Concerns about failed and fragile states have put state- and nation-building firmly on the academic and policy agenda. The crucial role of public services in this process, however, remains underexplored. While significant focus is placed on ‘how’ to deliver services in weak or fragile contexts, less attention is paid to the political impact of these interventions. This omission ignores the inherently political role public service delivery has played in state formation and consolidation throughout history.
Public services make the state visible to its citizens, often forming the principal tangible link between governments and their people. Public services carry and diffuse the values of the new nations and contribute to the bonding between the state and citizens. An analysis of Western European history reveals three main processes through which public services have contributed to state- and nation-building:
- Penetration: A process of establishing control and the presence, authority and visibility of the state or the ruling powers. The aim of penetration is to contribute to the cohesion and legitimacy of the state through a process of political and territorial socialisation.
- Standardisation: The creation of a common culture through the presence of similar and readily identifiable public services.
- Accommodation: Public services serve as instruments for dispute settlement and for the creation of political loyalty. Service provision becomes instrumental in ‘binding critical elements of the population to the state’.
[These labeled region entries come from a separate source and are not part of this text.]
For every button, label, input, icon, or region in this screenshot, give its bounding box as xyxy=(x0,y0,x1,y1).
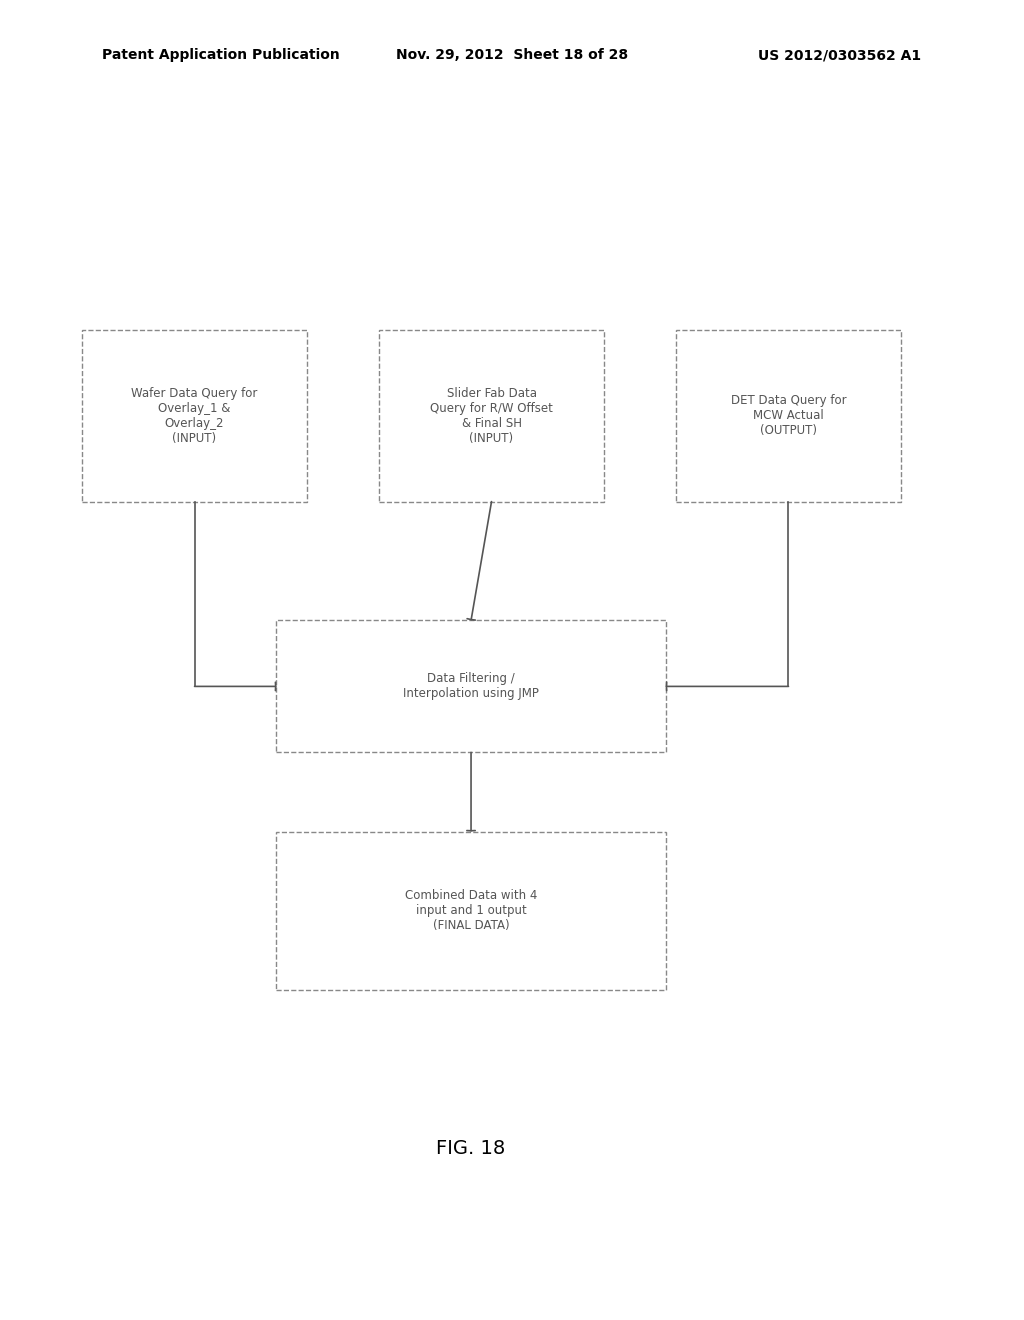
FancyBboxPatch shape xyxy=(82,330,307,502)
Text: Data Filtering /
Interpolation using JMP: Data Filtering / Interpolation using JMP xyxy=(403,672,539,701)
Text: Slider Fab Data
Query for R/W Offset
& Final SH
(INPUT): Slider Fab Data Query for R/W Offset & F… xyxy=(430,387,553,445)
Text: DET Data Query for
MCW Actual
(OUTPUT): DET Data Query for MCW Actual (OUTPUT) xyxy=(731,395,846,437)
FancyBboxPatch shape xyxy=(379,330,604,502)
Text: Combined Data with 4
input and 1 output
(FINAL DATA): Combined Data with 4 input and 1 output … xyxy=(404,890,538,932)
FancyBboxPatch shape xyxy=(276,832,666,990)
Text: Nov. 29, 2012  Sheet 18 of 28: Nov. 29, 2012 Sheet 18 of 28 xyxy=(396,49,628,62)
Text: Wafer Data Query for
Overlay_1 &
Overlay_2
(INPUT): Wafer Data Query for Overlay_1 & Overlay… xyxy=(131,387,258,445)
Text: Patent Application Publication: Patent Application Publication xyxy=(102,49,340,62)
FancyBboxPatch shape xyxy=(676,330,901,502)
FancyBboxPatch shape xyxy=(276,620,666,752)
Text: US 2012/0303562 A1: US 2012/0303562 A1 xyxy=(759,49,922,62)
Text: FIG. 18: FIG. 18 xyxy=(436,1139,506,1158)
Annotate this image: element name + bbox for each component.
Public service delivery, then, is a highly political matter. While lessons from European history cannot be applied unquestioningly to developing countries where statebuilding ventures are currently taking place, there are some broad principles drawn from history that can inform current and future practice. Donors, historically reluctant to admit to the political role they play in the countries in which they work, are unlikely to fully embrace the potential role of service provision in promoting state- and nation-building. However, the following questions are addressed to policymakers for their consideration:
- Is efficiency always the best guiding principle for the design of public services in fragile contexts? There may be situations where a political decision could be made to sacrifice efficiency for the ‘greater good’ of furthering penetration, standardisation or accommodation.
- Can we really think of state-building as a democratic process? Historical analysis shows that much of the statebuilding process is about coercion and the accommodation of certain groups or power factions. Harsh compromises may be necessary, and will not always be popularly supported.
- Where is the line between supporting nation-building and facilitating excessive nationalism. Should external actors even be involved in this or is it necessarily an endogenous process? The right balance between public services that function effectively, efficiently, and economically, and public services that reflect and propagate a national or a state identity may be particularly hard to find.